More than 60 Windsor and Essex County Girl Guides, ranging from Grades 3 to 8, earned recycling, bodyworks and physics badges by completing hands-on activities in the Ed Lumley Centre for Engineering Innovation.
Associate Professor Edwin Tam, the engineering faculty’s Assistant Dean of Student Affairs, said the event encourages girls at an early age to look at the importance of science, engineering and technology in our society.
“It’s so wonderful to get girls involved in STEM,” said Taryn Matis, leader of the 107th Windsor Guides. “When the signup sheet came out for this event, the girls couldn’t wait to sign up because they were so intrigued. A lot of my girls dream of coming to this university because of Badge Day.”
Megan Leckie, 10, said she can see herself working in the fields of engineering or science when she’s older.

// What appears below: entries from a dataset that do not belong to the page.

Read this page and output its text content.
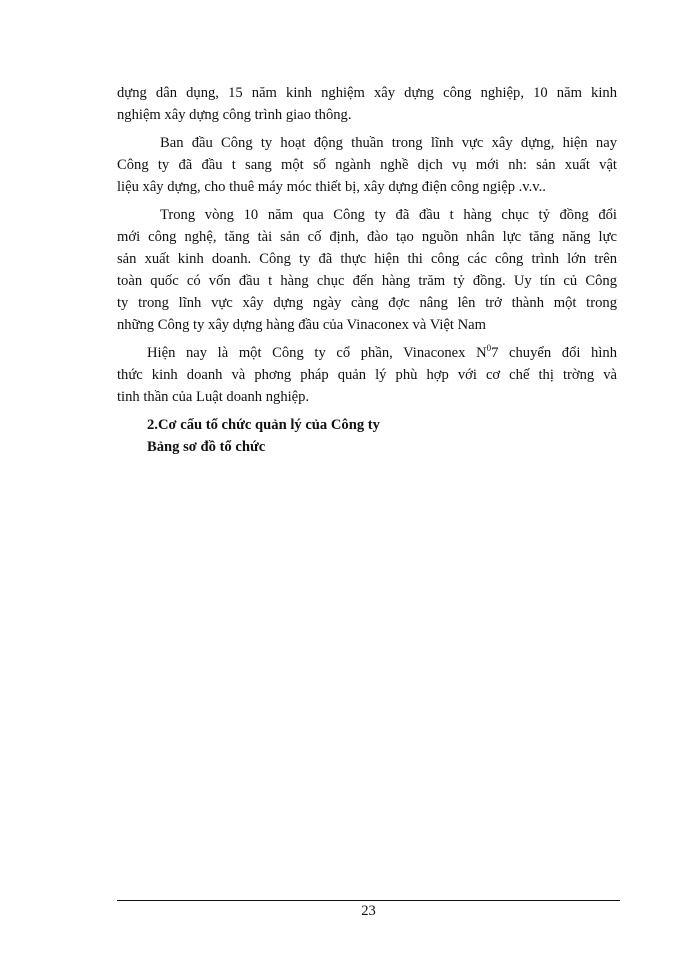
dựng dân dụng, 15 năm kinh nghiệm xây dựng công nghiệp, 10 năm kinh
nghiệm xây dựng công trình giao thông.
Ban đầu Công ty hoạt động thuần trong lĩnh vực xây dựng, hiện nay
Công ty đã đầu t sang một số ngành nghề dịch vụ mới nh: sản xuất vật
liệu xây dựng, cho thuê máy móc thiết bị, xây dựng điện công ngiệp .v.v..
Trong vòng 10 năm qua Công ty đã đầu t hàng chục tỷ đồng đổi
mới công nghệ, tăng tài sản cố định, đào tạo nguồn nhân lực tăng năng lực
sản xuất kinh doanh. Công ty đã thực hiện thi công các công trình lớn trên
toàn quốc có vốn đầu t hàng chục đến hàng trăm tỷ đồng. Uy tín củ Công
ty trong lĩnh vực xây dựng ngày càng đợc nâng lên trở thành một trong
những Công ty xây dựng hàng đầu của Vinaconex và Việt Nam
Hiện nay là một Công ty cổ phần, Vinaconex $N^07$ chuyển đổi hình
thức kinh doanh và phơng pháp quản lý phù hợp với cơ chế thị trờng và
tinh thần của Luật doanh nghiệp.

2.Cơ cấu tổ chức quản lý của Công ty

Bảng sơ đồ tổ chức

23
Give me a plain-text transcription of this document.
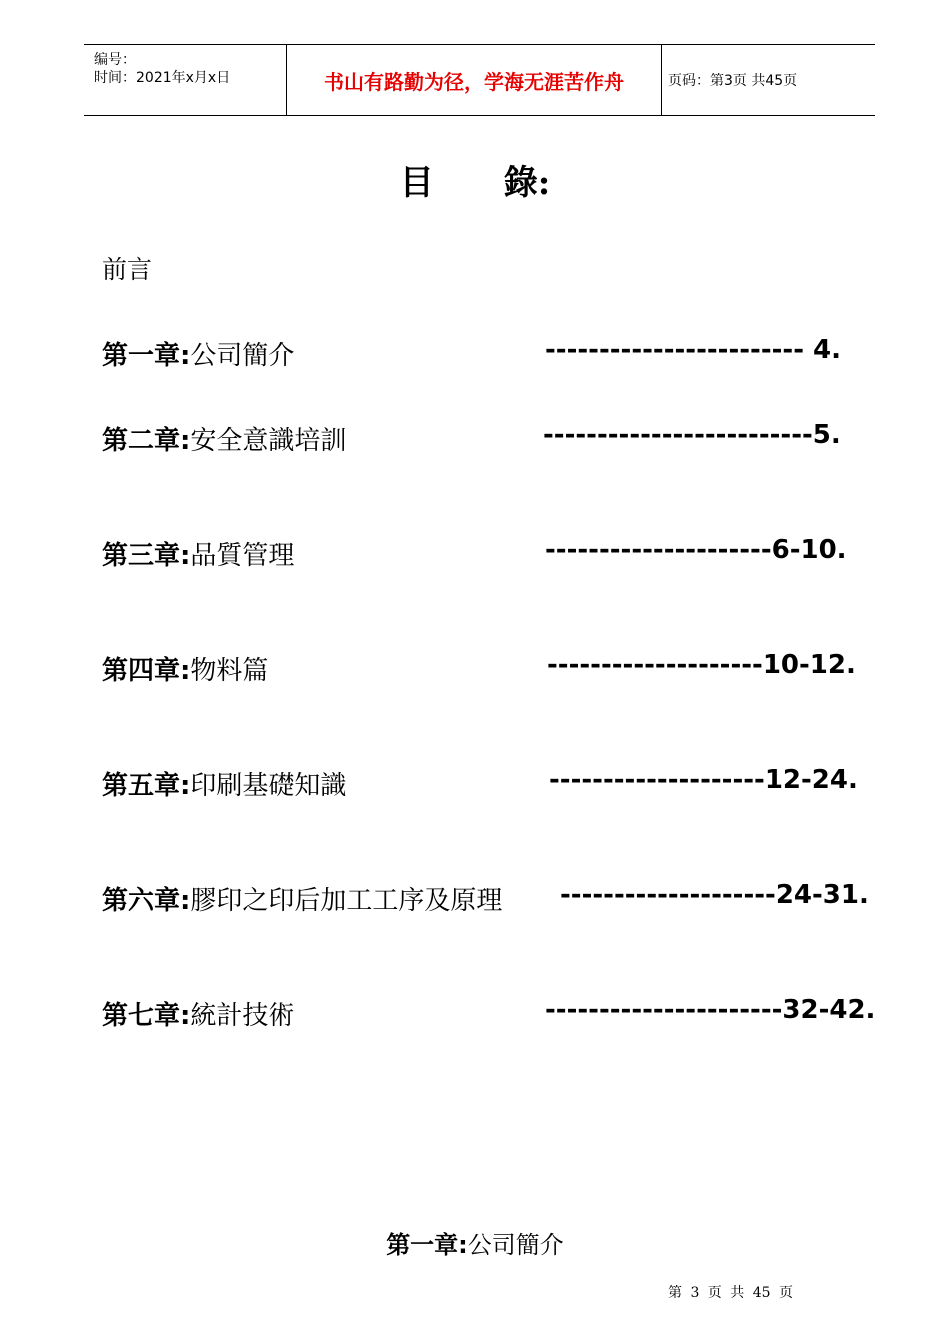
编号：
时间：2021年x月x日	书山有路勤为径，学海无涯苦作舟	页码：第3页 共45页
目 錄:
前言
第一章:公司簡介	------------------------ 4.
第二章:安全意識培訓	-------------------------5.
第三章:品質管理	---------------------6-10.
第四章:物料篇	--------------------10-12.
第五章:印刷基礎知識	--------------------12-24.
第六章:膠印之印后加工工序及原理 --------------------24-31.
第七章:統計技術	----------------------32-42.
第一章:公司簡介
第 3 页 共 45 页
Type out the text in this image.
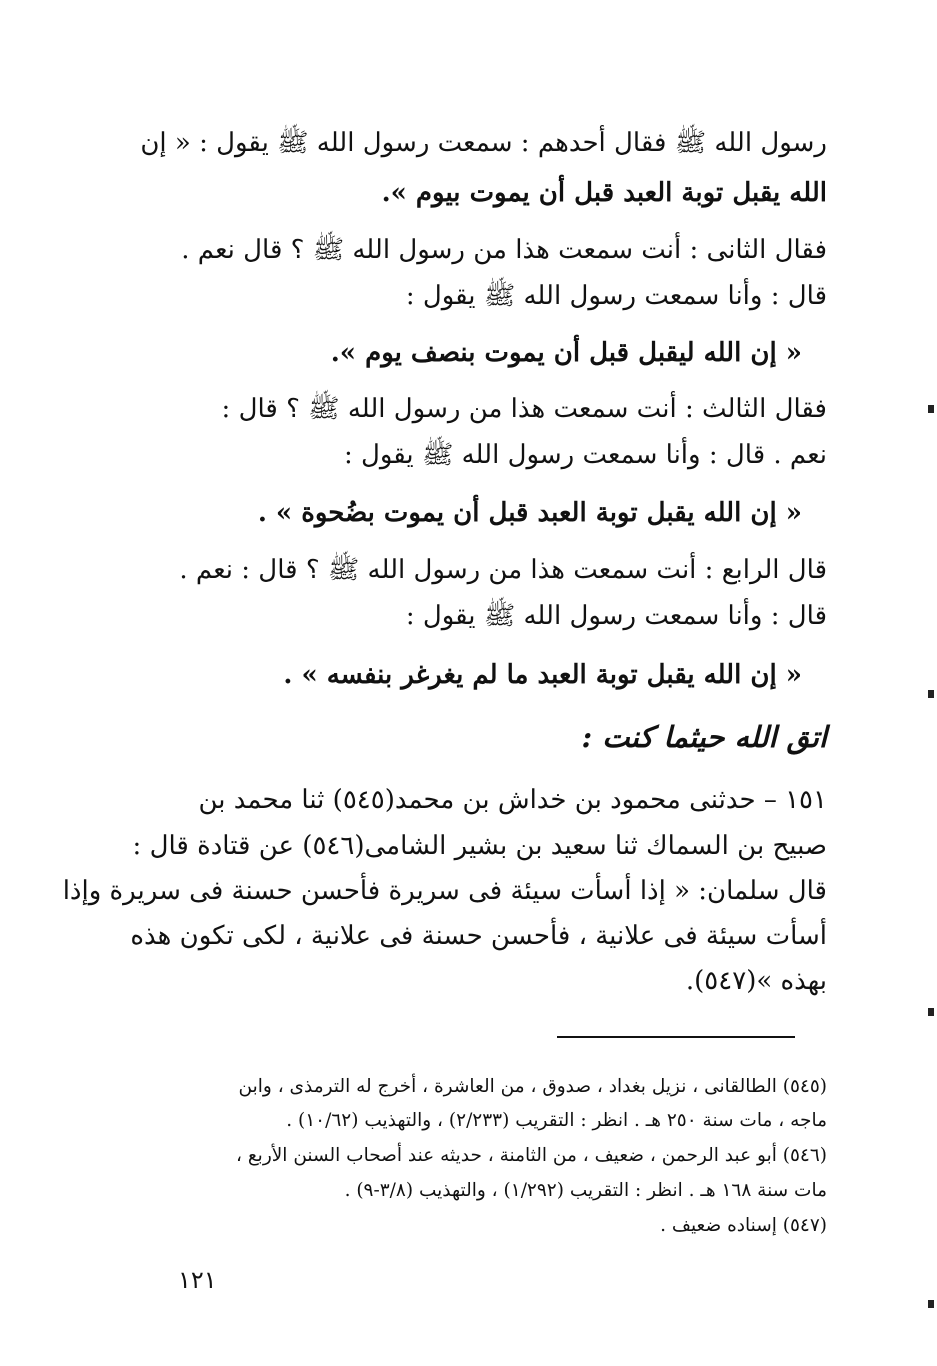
رسول الله ﷺ فقال أحدهم : سمعت رسول الله ﷺ يقول : « إن
الله يقبل توبة العبد قبل أن يموت بيوم ».
فقال الثانى : أنت سمعت هذا من رسول الله ﷺ ؟ قال نعم .
قال : وأنا سمعت رسول الله ﷺ يقول :
« إن الله ليقبل قبل أن يموت بنصف يوم ».
فقال الثالث : أنت سمعت هذا من رسول الله ﷺ ؟ قال :
نعم . قال : وأنا سمعت رسول الله ﷺ يقول :
« إن الله يقبل توبة العبد قبل أن يموت بضُحوة » .
قال الرابع : أنت سمعت هذا من رسول الله ﷺ ؟ قال : نعم .
قال : وأنا سمعت رسول الله ﷺ يقول :
« إن الله يقبل توبة العبد ما لم يغرغر بنفسه » .
اتق الله حيثما كنت :
١٥١ – حدثنى محمود بن خداش بن محمد(٥٤٥) ثنا محمد بن
صبيح بن السماك ثنا سعيد بن بشير الشامى(٥٤٦) عن قتادة قال :
قال سلمان: « إذا أسأت سيئة فى سريرة فأحسن حسنة فى سريرة وإذا
أسأت سيئة فى علانية ، فأحسن حسنة فى علانية ، لكى تكون هذه
بهذه »(٥٤٧).
(٥٤٥) الطالقانى ، نزيل بغداد ، صدوق ، من العاشرة ، أخرج له الترمذى ، وابن
ماجه ، مات سنة ٢٥٠ هـ . انظر : التقريب (٢/٢٣٣) ، والتهذيب (١٠/٦٢) .
(٥٤٦) أبو عبد الرحمن ، ضعيف ، من الثامنة ، حديثه عند أصحاب السنن الأربع ،
مات سنة ١٦٨ هـ . انظر : التقريب (١/٢٩٢) ، والتهذيب (٣/٨-٩) .
(٥٤٧) إسناده ضعيف .
١٢١
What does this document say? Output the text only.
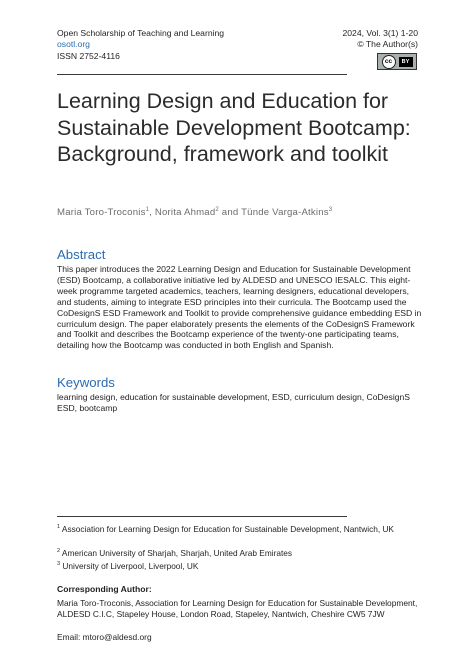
Open Scholarship of Teaching and Learning
osotl.org
ISSN 2752-4116
2024, Vol. 3(1) 1-20
© The Author(s)
cc	BY
Learning Design and Education for Sustainable Development Bootcamp: Background, framework and toolkit
Maria Toro-Troconis$^1$, Norita Ahmad$^2$ and Tünde Varga-Atkins$^3$
Abstract
This paper introduces the 2022 Learning Design and Education for Sustainable Development (ESD) Bootcamp, a collaborative initiative led by ALDESD and UNESCO IESALC. This eight-week programme targeted academics, teachers, learning designers, educational developers, and students, aiming to integrate ESD principles into their curricula. The Bootcamp used the CoDesignS ESD Framework and Toolkit to provide comprehensive guidance embedding ESD in curriculum design. The paper elaborately presents the elements of the CoDesignS Framework and Toolkit and describes the Bootcamp experience of the twenty-one participating teams, detailing how the Bootcamp was conducted in both English and Spanish.
Keywords
learning design, education for sustainable development, ESD, curriculum design, CoDesignS ESD, bootcamp
$^1$ Association for Learning Design for Education for Sustainable Development, Nantwich, UK
$^2$ American University of Sharjah, Sharjah, United Arab Emirates
$^3$ University of Liverpool, Liverpool, UK
Corresponding Author:
Maria Toro-Troconis, Association for Learning Design for Education for Sustainable Development, ALDESD C.I.C, Stapeley House, London Road, Stapeley, Nantwich, Cheshire CW5 7JW
Email: mtoro@aldesd.org
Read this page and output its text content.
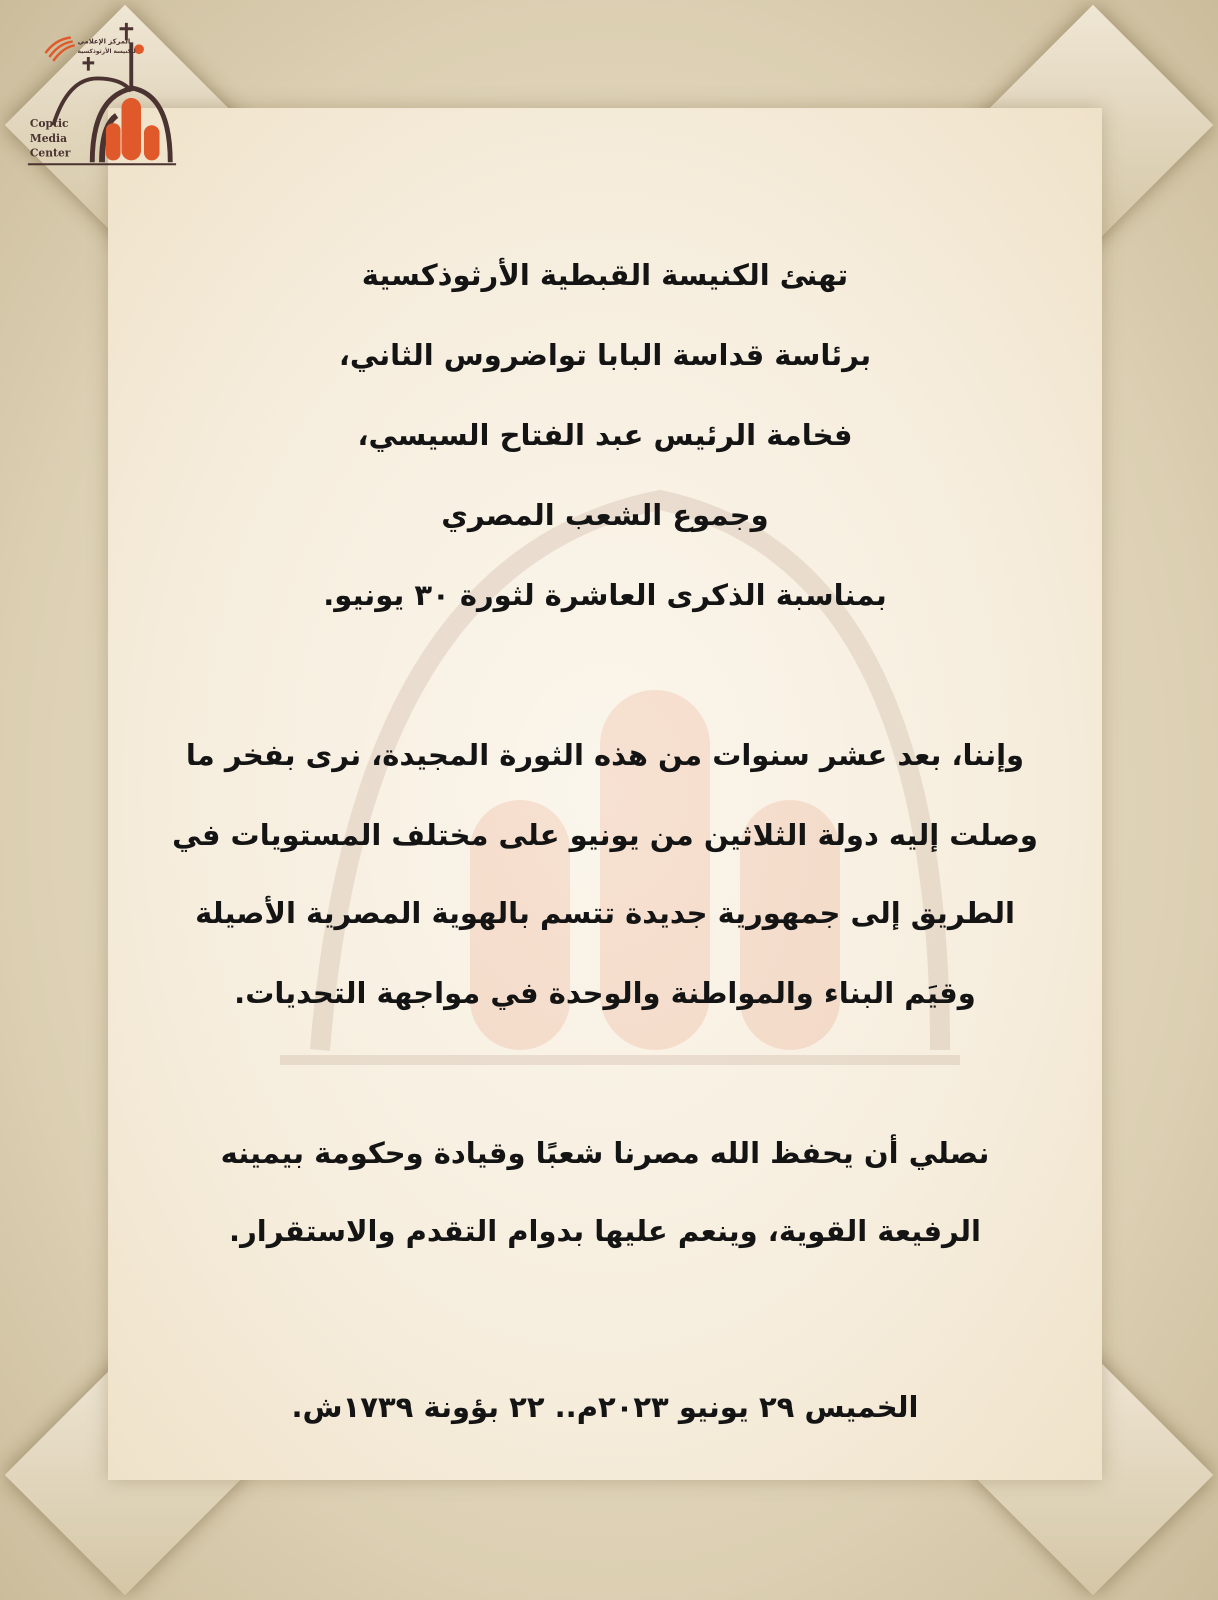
المركز الإعلامي
للكنيسة الأرثوذكسية
Coptic
Media
Center
تهنئ الكنيسة القبطية الأرثوذكسية
برئاسة قداسة البابا تواضروس الثاني،
فخامة الرئيس عبد الفتاح السيسي،
وجموع الشعب المصري
بمناسبة الذكرى العاشرة لثورة ٣٠ يونيو.
وإننا، بعد عشر سنوات من هذه الثورة المجيدة، نرى بفخر ما
وصلت إليه دولة الثلاثين من يونيو على مختلف المستويات في
الطريق إلى جمهورية جديدة تتسم بالهوية المصرية الأصيلة
وقيَم البناء والمواطنة والوحدة في مواجهة التحديات.
نصلي أن يحفظ الله مصرنا شعبًا وقيادة وحكومة بيمينه
الرفيعة القوية، وينعم عليها بدوام التقدم والاستقرار.
الخميس ٢٩ يونيو ٢٠٢٣م.. ٢٢ بؤونة ١٧٣٩ش.
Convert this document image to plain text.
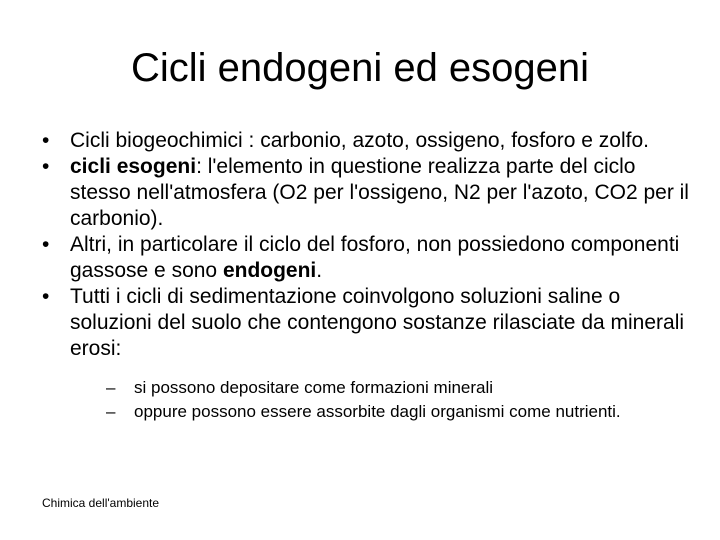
Cicli endogeni ed esogeni
• Cicli biogeochimici : carbonio, azoto, ossigeno, fosforo e zolfo.
• cicli esogeni: l'elemento in questione realizza parte del ciclo stesso nell'atmosfera (O2 per l'ossigeno, N2 per l'azoto, CO2 per il carbonio).
• Altri, in particolare il ciclo del fosforo, non possiedono componenti gassose e sono endogeni.
• Tutti i cicli di sedimentazione coinvolgono soluzioni saline o soluzioni del suolo che contengono sostanze rilasciate da minerali erosi:
– si possono depositare come formazioni minerali
– oppure possono essere assorbite dagli organismi come nutrienti.
Chimica dell'ambiente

“I just like making stuff,” Leckie said. “I like science, too, because you get to do different activities. Today, I learned that skin is the biggest organ in our body and the femur is the longest and strongest bone.”
Leckie especially enjoyed creating a kaleidoscope, replicating the functions of a lung with a water bottle and projecting her group’s paper cut-out cat on the wall using mirrors and a light.
The troops also learned how to properly sort recyclable materials and test heart rates and used hard-boiled eggs to see how different substances can affect the enamel on your teeth.
“Science is important because it allows females to get involved in society and allows us to take roles within society that are important,” said Stefanie Barcic, a fourth-year kinesiology student at UWindsor who helped run the bodyworks badge activities. “Girls often think they can’t get involved in science. It’s something we definitely need to encourage to show that there are different outlets and paths for them to pursue.”
Girl Guide Badge Day is organized by the University of Windsor's Faculty of Engineering and Faculty of Science and sponsored in part by the Ontario Network of Women in Engineering and Let’s Talk Science.